Temuan terakhir Lokataru mencatat ada tujuh kategori pelanggaran serius dalam pelaksanaan Pilkada. Pelanggaran ini bukan lagi sekadar isu, melainkan fakta yang telah terkonfirmasi melalui pemantauan di lapangan dan media sosial. “Misalnya, ada skenario untuk melemahkan calon oposisi melalui tindakan koersif, bahkan penangkapan. Ini terjadi di berbagai wilayah, termasuk Papua dan Banten. Di beberapa daerah, terlihat pola dari upaya sistematis untuk menggagalkan lawan politik yang tidak didukung oleh penguasa,” katanya.

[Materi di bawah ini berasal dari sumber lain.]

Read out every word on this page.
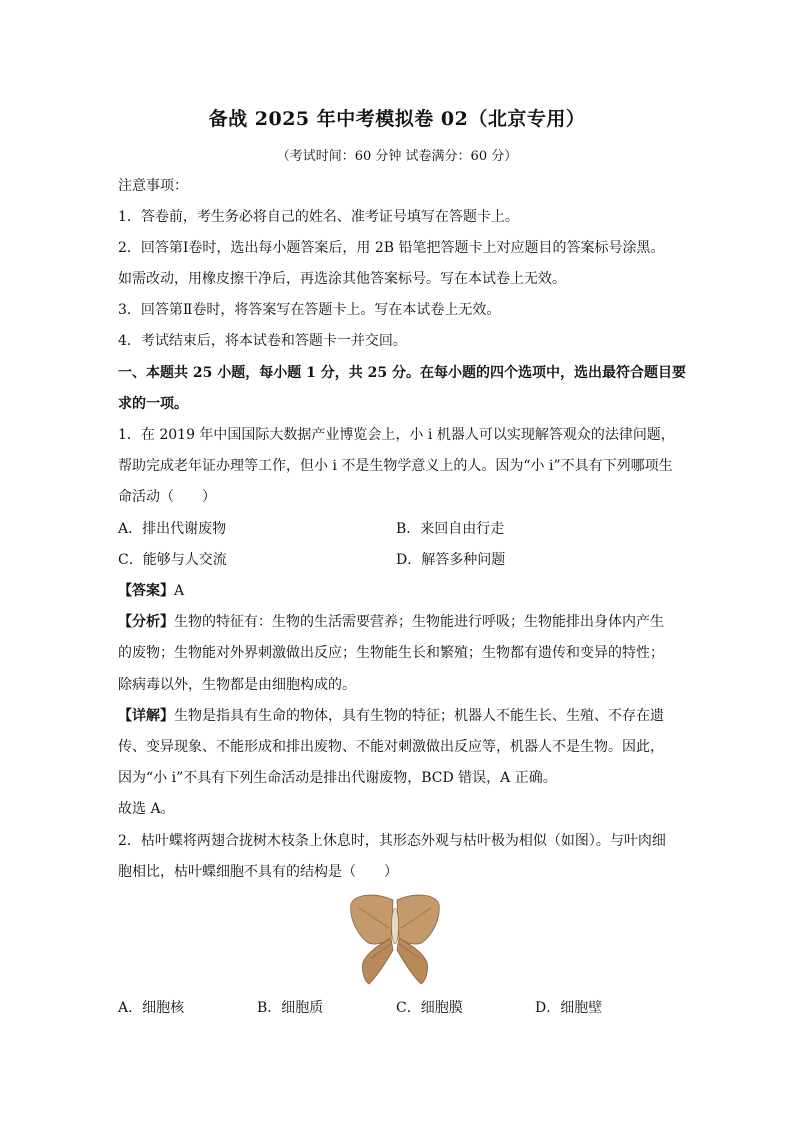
备战 2025 年中考模拟卷 02（北京专用）
（考试时间：60 分钟 试卷满分：60 分）
注意事项：
1．答卷前，考生务必将自己的姓名、准考证号填写在答题卡上。
2．回答第Ⅰ卷时，选出每小题答案后，用 2B 铅笔把答题卡上对应题目的答案标号涂黑。
如需改动，用橡皮擦干净后，再选涂其他答案标号。写在本试卷上无效。
3．回答第Ⅱ卷时，将答案写在答题卡上。写在本试卷上无效。
4．考试结束后，将本试卷和答题卡一并交回。
一、本题共 25 小题，每小题 1 分，共 25 分。在每小题的四个选项中，选出最符合题目要
求的一项。
1．在 2019 年中国国际大数据产业博览会上，小 i 机器人可以实现解答观众的法律问题，
帮助完成老年证办理等工作，但小 i 不是生物学意义上的人。因为“小 i”不具有下列哪项生
命活动（　　）
A．排出代谢废物	B．来回自由行走
C．能够与人交流	D．解答多种问题
【答案】A
【分析】生物的特征有：生物的生活需要营养；生物能进行呼吸；生物能排出身体内产生
的废物；生物能对外界刺激做出反应；生物能生长和繁殖；生物都有遗传和变异的特性；
除病毒以外，生物都是由细胞构成的。
【详解】生物是指具有生命的物体，具有生物的特征；机器人不能生长、生殖、不存在遗
传、变异现象、不能形成和排出废物、不能对刺激做出反应等，机器人不是生物。因此，
因为“小 i”不具有下列生命活动是排出代谢废物，BCD 错误，A 正确。
故选 A。
2．枯叶蝶将两翅合拢树木枝条上休息时，其形态外观与枯叶极为相似（如图）。与叶肉细
胞相比，枯叶蝶细胞不具有的结构是（　　）
A．细胞核	B．细胞质	C．细胞膜	D．细胞壁
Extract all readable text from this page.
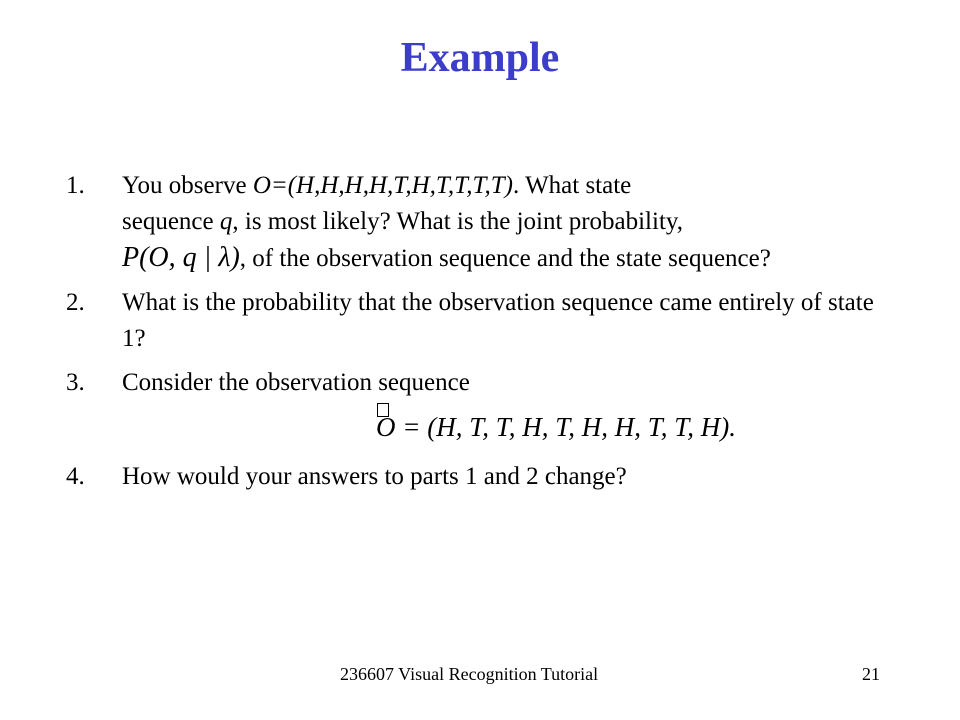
Example
1. You observe O=(H,H,H,H,T,H,T,T,T,T). What state
sequence q, is most likely? What is the joint probability,
P(O, q | λ), of the observation sequence and the state sequence?
2. What is the probability that the observation sequence came entirely of state 1?
3. Consider the observation sequence
O = (H, T, T, H, T, H, H, T, T, H).
4. How would your answers to parts 1 and 2 change?
236607 Visual Recognition Tutorial	21
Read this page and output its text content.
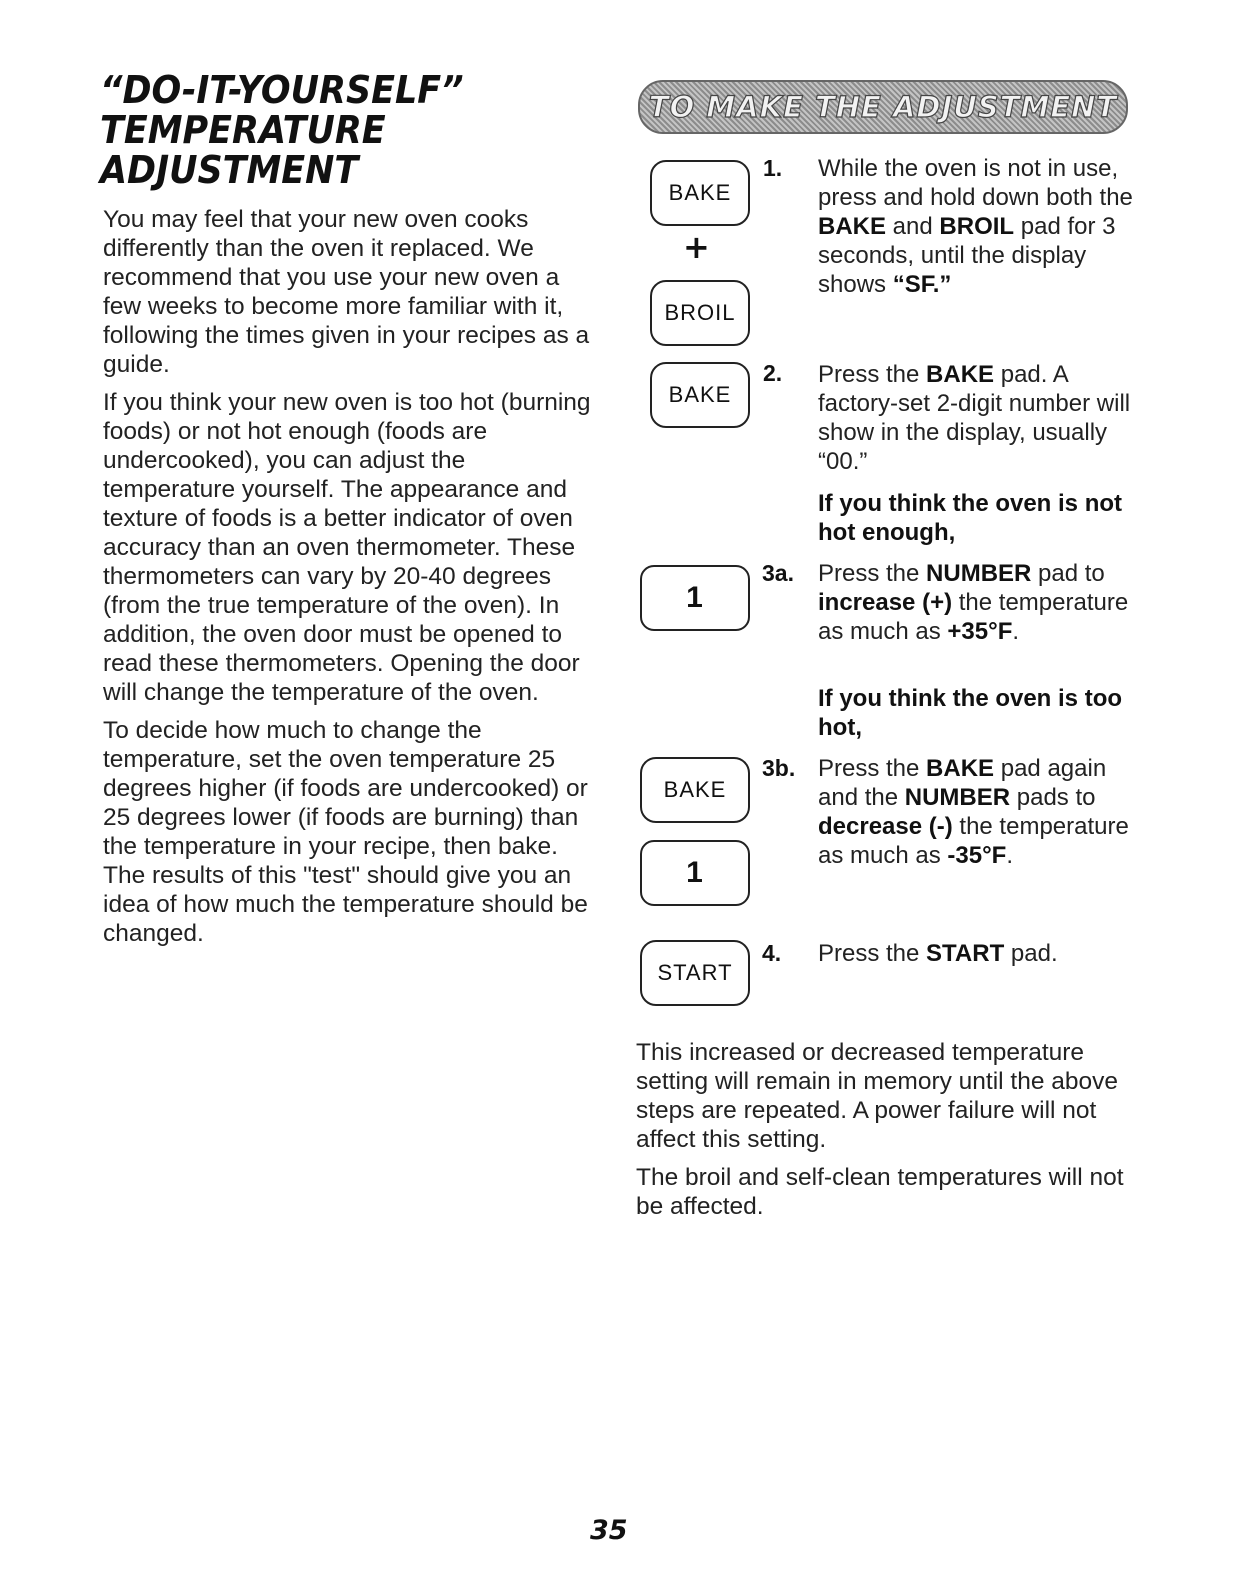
“DO-IT-YOURSELF”
TEMPERATURE
ADJUSTMENT

You may feel that your new oven cooks differently than the oven it replaced. We recommend that you use your new oven a few weeks to become more familiar with it, following the times given in your recipes as a guide.

If you think your new oven is too hot (burning foods) or not hot enough (foods are undercooked), you can adjust the temperature yourself. The appearance and texture of foods is a better indicator of oven accuracy than an oven thermometer. These thermometers can vary by 20-40 degrees (from the true temperature of the oven). In addition, the oven door must be opened to read these thermometers. Opening the door will change the temperature of the oven.

To decide how much to change the temperature, set the oven temperature 25 degrees higher (if foods are undercooked) or 25 degrees lower (if foods are burning) than the temperature in your recipe, then bake. The results of this "test" should give you an idea of how much the temperature should be changed.

TO MAKE THE ADJUSTMENT
BAKE
+
BROIL
1. While the oven is not in use, press and hold down both the BAKE and BROIL pad for 3 seconds, until the display shows “SF.”
BAKE
2. Press the BAKE pad. A factory-set 2-digit number will show in the display, usually “00.”
If you think the oven is not hot enough,
1
3a. Press the NUMBER pad to increase (+) the temperature as much as +35°F.
If you think the oven is too hot,
BAKE
1
3b. Press the BAKE pad again and the NUMBER pads to decrease (-) the temperature as much as -35°F.
START
4. Press the START pad.

This increased or decreased temperature setting will remain in memory until the above steps are repeated. A power failure will not affect this setting.

The broil and self-clean temperatures will not be affected.

35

Praktik intimidasi semacam ini, menurut Hasnu, tidak hanya mengancam integritas Pilkada, tetapi juga menggerus kepercayaan masyarakat terhadap demokrasi. Ia menilai, fenomena ini menunjukkan bagaimana kekuasaan pusat sering kali berusaha mengatur kaki-kakinya di daerah melalui skenario politik yang terencana. “Ini soal kuasa yang diatur dari pusat ke daerah. Ketika lawan politik dianggap tidak sejalan, maka segala cara digunakan untuk menghentikan mereka,” ujar Hasnu.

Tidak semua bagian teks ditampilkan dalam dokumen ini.